On March 5, 1878, the city fathers of Nashville, Illinois petitioned and were certified by George H. Harlow, the Secretary of State, to form a corporation. The name of the corporation was designated as the Nashville Library Association. The purpose for which it was formed was "to establish reading rooms and to establish and furnish a public library for its members and the citizens of Nashville." The management of the association was to consist of six directors elected annually. The following persons were selected as the directors to control and manage the association for the first year: James W. Roundtree, W. H. Carner, Jas. H. Means, Thomas H. Shepherd, James J. Anderson, and George S. Anderson.
Since the early years of this century, the people of Nashville have had a central location where they could borrow books. "Let" Allen's Reading Room was opened on September 1, 1917, Sundays only, but in 1923, the Women's Club opened a library for leisure reading in what is now the City Hall.

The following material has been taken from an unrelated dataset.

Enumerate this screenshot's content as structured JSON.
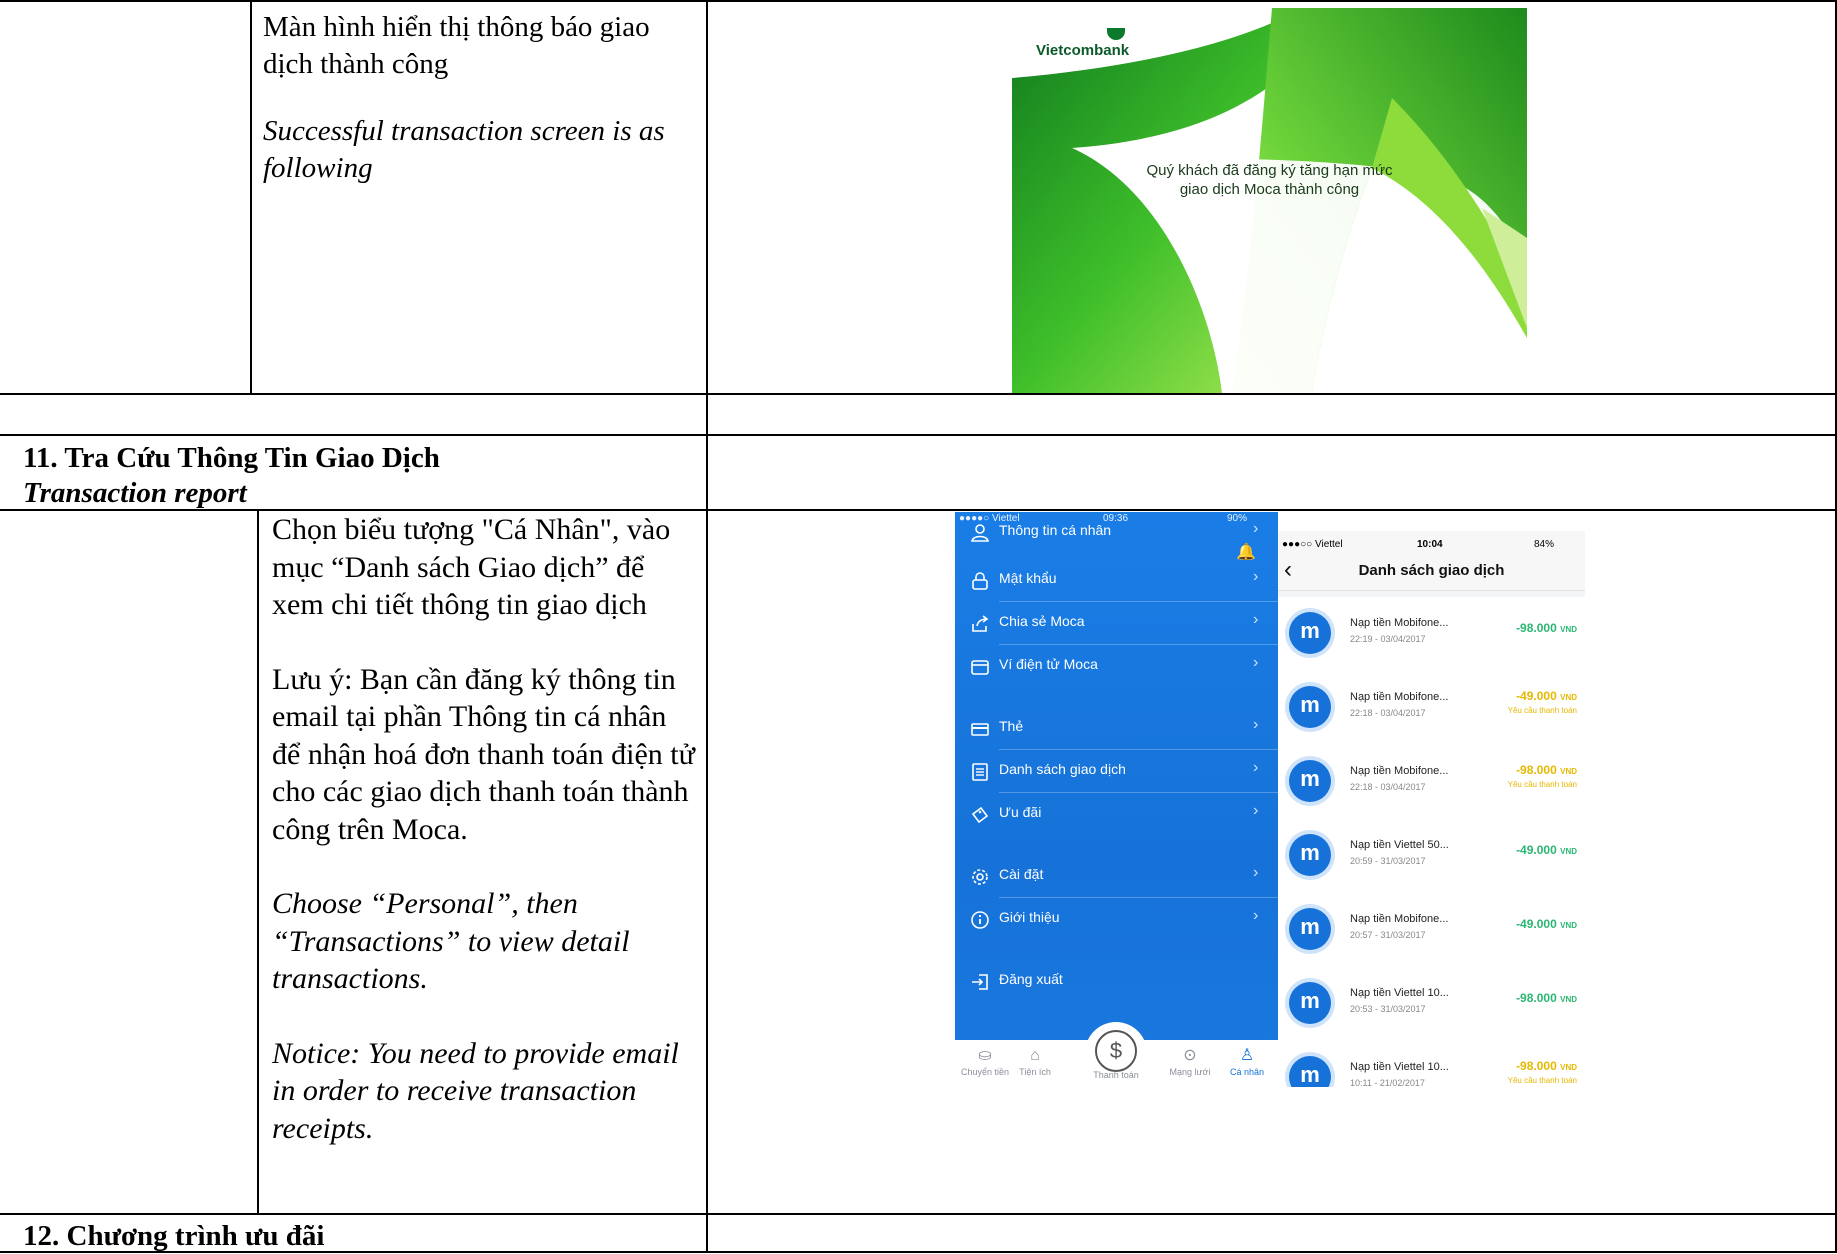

During President Roosevelt's New Deal, the library was taken over and run by the W.P.A. with Permelia Murphy as the librarian and Ralph Schleifer as her assistant. Together with Ferrol Hileman, the County Supervisor, they set up libraries at Beaucoup, DuBois, Ashley, Okawville, and Irvington.
In 1992, the City of Nashville purchased the building at 120 East Elm Street formerly occupied by the Veterans of Foreign Wars for $62,500. It was remodeled at a cost of $138,000 plus $46,000 for new furnishings. The move was made to the new location on October 24, 1992, with the help of Boy Scout Troop 127 and many public-spirited volunteers from the community. Due to the installation of the 911 emergency system, the address for the Nashville Public Library was changed to 219 East Elm Street.